Figure 2 RTL simulation of the Manchester encoder.

Figure 3 RTL simulation of the Manchester decoder.

Moreover, the RTZ Polar RZ algorithm was implemented with the same flow and the automatically generated RTL code of the Polar RZ processors was simulated to verify the expected correctness of the synthesis process. Figure 4, Figure 5 contains snapshots of the Polar RZ modulator/demodulator respectively. As shown in the above figures, in all synthesis experiments with Cubed-C the behavior of the synthesized code matches the intended one of the ADA source code. It is worthy to mention that most of the experiments took less than an hour each, which reinforces our contribution towards a sizable increase of the designer’s productivity. The Polar RZ experiments utilized the custom blocks option of the Cubed-C compiler to design the custom Boolean functions required for the signal value translations.

Figure 4 RTL simulation of the Polar RZ encoder.

Figure 5 RTL simulator of the Polar RZ decoder.

A small UART serial communications processor

A UART design was verified and synthesized using the Cubed-C synthesizer. Table 1 shows the Xilinx Spartan 3 FPGA statistics of its implementation. The worse-case delay was around 8 ns, allowing an implementation speed of clock up to 100MHz. The UART was verified at the ADA level, at the cycle-accurate simulator level (produced by Cubed-C) and at the RTL VHDL simulation. The latter is showed in a snapshot in Figure 6. It must be noted that in all cases the RTL and test benches as well as the cycle-accurate C models were produced in an automatic and formal way directly from the internal formal FSM model that is kept in the memory of the Cubed-C compiler. Therefore, the verification flow is formal and automatic which save the engineer from a lot of week’s manual work trying to remove functional and timing bugs.
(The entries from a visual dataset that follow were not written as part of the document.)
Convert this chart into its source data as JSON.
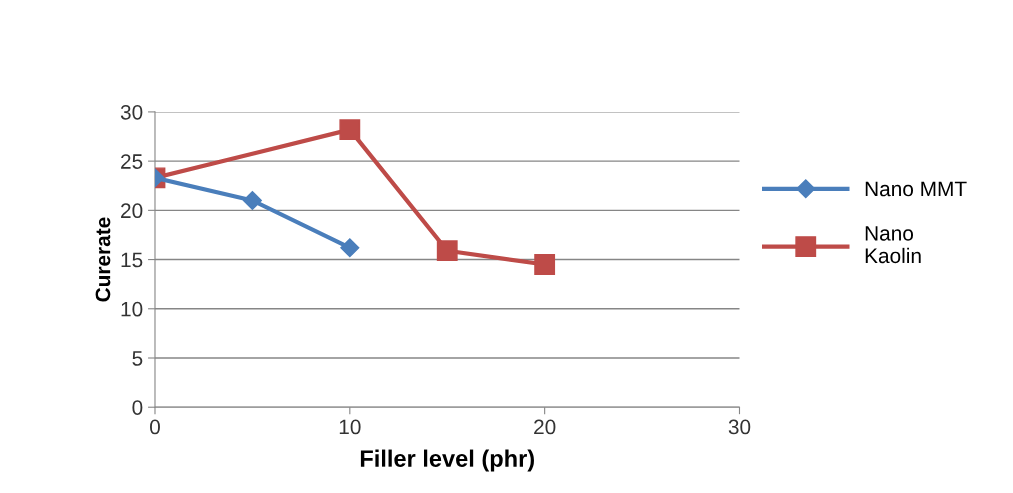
{
  "chart_data": {
    "type": "line",
    "xlabel": "Filler level (phr)",
    "ylabel": "Curerate",
    "xlim": [
      0,
      30
    ],
    "xticks": [
      0,
      10,
      20,
      30
    ],
    "ylim": [
      0,
      30
    ],
    "yticks": [
      0,
      5,
      10,
      15,
      20,
      25,
      30
    ],
    "grid": "y",
    "legend": "right",
    "series": [
      {
        "name": "Nano MMT",
        "color": "#4a7ebb",
        "marker": "diamond",
        "x": [
          0,
          5,
          10
        ],
        "values": [
          23.3,
          21,
          16.2
        ]
      },
      {
        "name": "Nano\nKaolin",
        "color": "#be4b48",
        "marker": "square",
        "x": [
          0,
          10,
          15,
          20
        ],
        "values": [
          23.3,
          28.2,
          15.9,
          14.5
        ]
      }
    ]
  }
}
Object	SPARTAN-3 XILINX FPGA Stats
Object	Used	Total	Utilization
Slice Flip Flops	84	7168	1%
4 Input LUTs	122	7168	1%
Occupied Slices	93	3584	2%
Bonded IOBs	27	173	15%
BUFGMUXs	2	8	255

Table 1 UART Design Implementation Statistics

Figure 6 RTL VHDL simulation snapshot of the UART design.
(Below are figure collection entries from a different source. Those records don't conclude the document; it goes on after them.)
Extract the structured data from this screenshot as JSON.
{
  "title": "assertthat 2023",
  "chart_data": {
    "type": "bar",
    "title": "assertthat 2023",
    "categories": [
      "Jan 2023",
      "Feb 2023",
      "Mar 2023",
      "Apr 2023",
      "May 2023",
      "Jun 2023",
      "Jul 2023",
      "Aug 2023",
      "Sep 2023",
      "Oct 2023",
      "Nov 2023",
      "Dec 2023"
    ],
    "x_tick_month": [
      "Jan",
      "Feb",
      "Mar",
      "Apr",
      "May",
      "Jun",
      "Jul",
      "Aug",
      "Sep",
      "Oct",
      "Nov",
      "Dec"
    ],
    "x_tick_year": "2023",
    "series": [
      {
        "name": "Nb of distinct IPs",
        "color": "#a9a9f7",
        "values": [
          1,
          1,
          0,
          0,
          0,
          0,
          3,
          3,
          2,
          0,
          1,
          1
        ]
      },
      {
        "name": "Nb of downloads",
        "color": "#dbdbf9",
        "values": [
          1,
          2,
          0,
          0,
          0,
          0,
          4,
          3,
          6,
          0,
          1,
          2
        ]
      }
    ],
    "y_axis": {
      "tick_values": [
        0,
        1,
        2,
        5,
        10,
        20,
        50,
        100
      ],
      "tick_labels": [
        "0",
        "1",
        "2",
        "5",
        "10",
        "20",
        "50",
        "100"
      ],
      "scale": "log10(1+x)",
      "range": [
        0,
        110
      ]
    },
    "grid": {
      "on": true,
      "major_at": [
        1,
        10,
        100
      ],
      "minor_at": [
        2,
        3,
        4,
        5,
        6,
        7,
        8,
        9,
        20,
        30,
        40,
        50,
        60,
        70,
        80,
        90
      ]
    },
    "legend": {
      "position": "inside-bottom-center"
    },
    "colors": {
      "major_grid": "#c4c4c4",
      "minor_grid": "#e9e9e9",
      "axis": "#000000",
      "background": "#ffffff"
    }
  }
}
Conclusion and Future work

Formal and rapid automated synthesis and automated formal verification methods flows are used in the Cubed-C tools. The major contribution of this work is that low level, bit-wise; detailed hardware signal coding algorithms are rapidly and formally implemented with the Cubed-C framework, although Cubed-C is a full-blown HLS system. In all cases, RTL/gate level verification (simulations) showed that the behavior of the generated hardware processors matches the behavior of the input specification code and model. Future work includes more low level modulation algorithm implementation, more experiments with Cubed-C and the embedded Cycle-accurate simulator.